2 thoughts on “GUI conventions

  1. My grandparents are in their mid-80’s and have a computer. My grandfather uses it the most, doing basic word processing and email. And despite the fact that he was quite the technologist in his younger years, using “the machine” is always immensely frustrating for him. I believe it’s because most of the metaphors have never sunk in.

    He gets the “click the blue underlined text” thing, and maybe even the “the mouse cursor changes” thing… but even the simple metaphors that go along with word processing, drawing, etc have never clicked. So every time he’s at the computer, he’s relearning most everything from scratch. I’d have pitched the thing out the window already.

  2. I mostly agree, Sarah. Unfortunately, most mortals (not the ones you or I would generally run into at work or in our field) don’t know HTML, don’t know how to make web sites, and even if they can pick up a WYSIWYG (sic) editor, don’t generally understand the corrolation between what they are doing, the resulting HTML, and many problems, including layout and compatibility differences across browsers.

    What Apple was doing with Newton when we met was right on. I kinda got distracted by that stuff, because it was so much better than most of what we have today.

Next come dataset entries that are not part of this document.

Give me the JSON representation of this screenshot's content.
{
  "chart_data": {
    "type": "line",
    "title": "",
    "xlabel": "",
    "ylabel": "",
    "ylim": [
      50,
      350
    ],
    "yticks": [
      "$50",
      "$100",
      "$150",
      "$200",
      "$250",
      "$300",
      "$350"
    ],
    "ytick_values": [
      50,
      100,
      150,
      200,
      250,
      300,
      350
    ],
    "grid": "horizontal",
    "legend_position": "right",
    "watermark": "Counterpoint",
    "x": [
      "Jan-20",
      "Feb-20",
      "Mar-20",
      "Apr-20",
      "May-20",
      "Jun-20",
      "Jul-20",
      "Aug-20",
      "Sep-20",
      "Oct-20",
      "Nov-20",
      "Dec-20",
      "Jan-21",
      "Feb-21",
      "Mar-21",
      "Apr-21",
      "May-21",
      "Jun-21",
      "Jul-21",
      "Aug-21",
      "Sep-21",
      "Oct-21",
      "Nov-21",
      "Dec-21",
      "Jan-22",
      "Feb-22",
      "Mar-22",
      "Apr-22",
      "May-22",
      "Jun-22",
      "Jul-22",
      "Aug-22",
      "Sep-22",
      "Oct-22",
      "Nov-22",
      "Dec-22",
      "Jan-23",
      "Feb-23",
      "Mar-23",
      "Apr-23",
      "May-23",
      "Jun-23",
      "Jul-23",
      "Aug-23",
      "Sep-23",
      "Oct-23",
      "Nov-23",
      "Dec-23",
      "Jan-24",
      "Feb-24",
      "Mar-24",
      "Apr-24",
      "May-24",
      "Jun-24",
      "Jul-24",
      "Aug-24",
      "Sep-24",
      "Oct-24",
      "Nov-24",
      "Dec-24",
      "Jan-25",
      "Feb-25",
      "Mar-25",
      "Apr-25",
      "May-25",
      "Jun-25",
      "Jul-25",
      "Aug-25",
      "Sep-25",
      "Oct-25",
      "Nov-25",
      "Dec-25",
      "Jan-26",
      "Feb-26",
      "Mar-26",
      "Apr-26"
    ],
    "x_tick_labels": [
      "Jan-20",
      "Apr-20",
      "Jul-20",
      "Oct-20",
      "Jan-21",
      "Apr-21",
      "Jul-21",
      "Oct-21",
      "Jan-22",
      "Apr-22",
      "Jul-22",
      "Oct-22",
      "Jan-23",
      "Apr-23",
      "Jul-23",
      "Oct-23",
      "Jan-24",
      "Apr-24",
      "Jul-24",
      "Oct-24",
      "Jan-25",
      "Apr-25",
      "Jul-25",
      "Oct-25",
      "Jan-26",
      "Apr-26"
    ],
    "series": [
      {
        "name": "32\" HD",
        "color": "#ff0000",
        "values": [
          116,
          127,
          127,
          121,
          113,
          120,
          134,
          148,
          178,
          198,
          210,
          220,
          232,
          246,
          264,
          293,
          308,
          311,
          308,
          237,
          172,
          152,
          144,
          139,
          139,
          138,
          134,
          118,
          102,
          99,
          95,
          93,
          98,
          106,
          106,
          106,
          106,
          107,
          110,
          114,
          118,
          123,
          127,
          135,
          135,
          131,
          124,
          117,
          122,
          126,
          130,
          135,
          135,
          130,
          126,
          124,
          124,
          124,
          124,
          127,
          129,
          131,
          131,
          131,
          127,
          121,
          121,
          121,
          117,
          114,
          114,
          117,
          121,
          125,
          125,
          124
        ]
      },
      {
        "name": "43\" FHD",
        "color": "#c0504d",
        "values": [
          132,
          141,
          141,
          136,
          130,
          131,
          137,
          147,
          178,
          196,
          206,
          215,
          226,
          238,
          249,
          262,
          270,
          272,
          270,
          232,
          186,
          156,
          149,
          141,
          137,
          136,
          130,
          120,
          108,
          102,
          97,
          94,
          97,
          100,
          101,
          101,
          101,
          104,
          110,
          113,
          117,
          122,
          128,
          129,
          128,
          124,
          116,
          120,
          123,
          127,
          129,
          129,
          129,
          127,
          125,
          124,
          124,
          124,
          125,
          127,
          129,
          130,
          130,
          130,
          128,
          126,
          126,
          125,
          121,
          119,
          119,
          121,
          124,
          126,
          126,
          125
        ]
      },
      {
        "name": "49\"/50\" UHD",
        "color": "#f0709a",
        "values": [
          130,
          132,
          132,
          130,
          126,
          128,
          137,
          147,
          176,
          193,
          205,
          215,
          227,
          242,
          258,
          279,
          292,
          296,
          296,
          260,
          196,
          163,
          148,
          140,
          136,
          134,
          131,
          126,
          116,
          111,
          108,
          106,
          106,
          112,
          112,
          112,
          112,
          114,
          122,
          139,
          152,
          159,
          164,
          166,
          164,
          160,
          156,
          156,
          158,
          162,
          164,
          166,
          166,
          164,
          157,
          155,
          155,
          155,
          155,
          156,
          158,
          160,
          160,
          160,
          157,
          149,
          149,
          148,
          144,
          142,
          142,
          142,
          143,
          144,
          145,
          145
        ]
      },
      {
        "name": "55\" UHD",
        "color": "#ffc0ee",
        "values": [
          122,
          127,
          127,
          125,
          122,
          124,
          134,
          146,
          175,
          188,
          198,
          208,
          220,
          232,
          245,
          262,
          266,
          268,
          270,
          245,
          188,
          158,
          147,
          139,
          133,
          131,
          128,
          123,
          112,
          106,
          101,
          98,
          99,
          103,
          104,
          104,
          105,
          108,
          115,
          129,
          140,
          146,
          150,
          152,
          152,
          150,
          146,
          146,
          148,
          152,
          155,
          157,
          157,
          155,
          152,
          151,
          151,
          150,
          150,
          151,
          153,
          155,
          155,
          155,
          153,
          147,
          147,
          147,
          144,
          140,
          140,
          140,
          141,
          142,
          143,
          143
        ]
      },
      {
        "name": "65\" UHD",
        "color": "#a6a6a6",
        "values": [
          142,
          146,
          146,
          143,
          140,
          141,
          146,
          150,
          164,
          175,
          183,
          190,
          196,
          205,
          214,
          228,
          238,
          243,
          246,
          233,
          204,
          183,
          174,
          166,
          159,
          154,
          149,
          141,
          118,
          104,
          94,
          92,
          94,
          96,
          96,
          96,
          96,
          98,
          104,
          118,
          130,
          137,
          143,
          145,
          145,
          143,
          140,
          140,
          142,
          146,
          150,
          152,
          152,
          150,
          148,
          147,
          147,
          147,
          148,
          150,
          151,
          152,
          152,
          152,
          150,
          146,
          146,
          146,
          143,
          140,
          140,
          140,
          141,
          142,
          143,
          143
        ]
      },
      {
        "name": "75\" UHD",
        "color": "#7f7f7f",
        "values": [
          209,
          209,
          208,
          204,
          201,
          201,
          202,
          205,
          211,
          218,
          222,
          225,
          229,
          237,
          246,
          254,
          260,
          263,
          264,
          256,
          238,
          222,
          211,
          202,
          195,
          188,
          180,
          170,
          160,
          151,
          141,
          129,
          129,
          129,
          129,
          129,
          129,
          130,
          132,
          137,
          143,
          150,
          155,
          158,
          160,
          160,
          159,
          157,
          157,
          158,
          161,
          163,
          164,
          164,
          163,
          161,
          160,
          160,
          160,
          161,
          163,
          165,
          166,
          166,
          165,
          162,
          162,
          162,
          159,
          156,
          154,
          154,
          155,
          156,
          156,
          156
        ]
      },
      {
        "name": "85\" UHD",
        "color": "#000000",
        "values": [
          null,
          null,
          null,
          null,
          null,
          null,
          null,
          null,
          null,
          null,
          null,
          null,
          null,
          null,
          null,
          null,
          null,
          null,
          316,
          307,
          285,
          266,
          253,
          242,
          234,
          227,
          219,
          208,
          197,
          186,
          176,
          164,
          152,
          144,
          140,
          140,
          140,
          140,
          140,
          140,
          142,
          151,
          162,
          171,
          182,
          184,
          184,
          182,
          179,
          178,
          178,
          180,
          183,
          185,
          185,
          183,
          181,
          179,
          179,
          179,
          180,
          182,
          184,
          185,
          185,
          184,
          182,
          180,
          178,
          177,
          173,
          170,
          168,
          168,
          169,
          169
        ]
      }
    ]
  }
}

Yes, Laszlo is neat, but it’s actually much harder for “mere mortals” to stomach XML (I consider myself one of those for the purpose of this case) instead of the JavaScript syntax.

    An architecture like Newton, which is not so different in theory and many concepts from LZX, is better for UI design because you no longer have to do “hard, mostly static work” to implement UI controls. You simple, a la HyperCard, override certain methods/hooks/handlers to implement functionality. You can rapidly and interatively build, try, and inspect your creation “from within” instead of jumping contexts back and forth between an IDE/development environment and what you’re working on, and UI programming no longer becomes an arduous task that you (sic) “have to debug the same way you debug your other stuff.”

    Instead, you provide an environment where rapid iteration and experimentation are very simple. This widens your audience and user base and overcomes many if not most of the problems inherent in web design and development.

    What do you think?

    Happy New Year. I really like your articles, and try to check in frequently to read what you have to say.